The HumanCyc database contains 349 pathways, including 29 superpathways (supersets of many of the other 320 pathways in the database). Two hundred and thirty-eight of these pathways are confirmed, meaning they have ‘evidence glyphs’ indicating 50% or more of the reactions have some evidence of occurring in humans. All pathways in HumanCyc can be ‘zoomed-in’ to display chemical structures, EC numbers and protein names, similar to SMPDB. Similar to SMPDB, HumanCyc supports advanced text searches as well as sequence searches. HumanCyc’s metabolic pathways are well referenced and generally well described, although most descriptions are given in the context of bacterial or plant metabolism. The images in HumanCyc do not display organ data, cellular compartment data, cellular organelle information or protein complex information. Currently, HumanCyc does not have any disease pathways and it provides only three drug pathways. While HumanCyc does support the visual display of gene/protein/metabolite concentrations using its own ‘OmicsViewer’, the display is small and sometimes difficult to interpret—especially for metabolomics applications. Unlike SMPDB, HumanCyc does not provide protein/metabolite lists for each pathway nor does it support chemical structure similarity searches.
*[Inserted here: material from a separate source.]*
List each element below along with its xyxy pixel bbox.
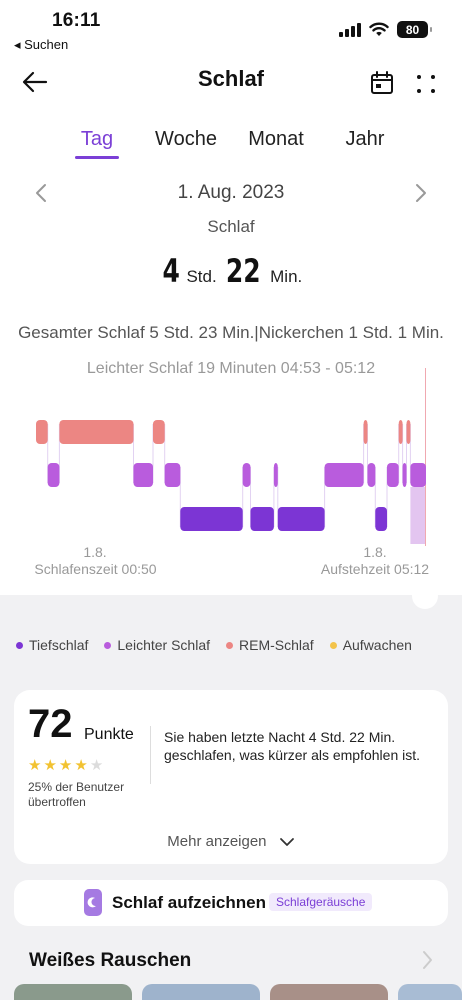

The BioCarta database, with 360 pathways, is probably the most visually sophisticated database of the four pathway databases described here. Like SMPDB, not only most of its pathways depict cell, protein and chemical structure information, but also all of its pathways are well annotated with very detailed descriptions. BioCarta also contains a large number (>250) of protein signaling pathways and many other macromolecular interaction processes. However, BioCarta only has a modest number (55) of pathways that are devoted to small molecule metabolism and an even smaller number (<35) of pathways that are devoted to disease or drug action pathways. Very few of these disease or drug pathways overlap with those in SMPDB. As BioCarta is a community-annotated/generated database, its collection of pathways is somewhat haphazard and largely dependent on community interest. Likewise, BioCarta’s querying and display tools are very limited compared to most other pathway databases.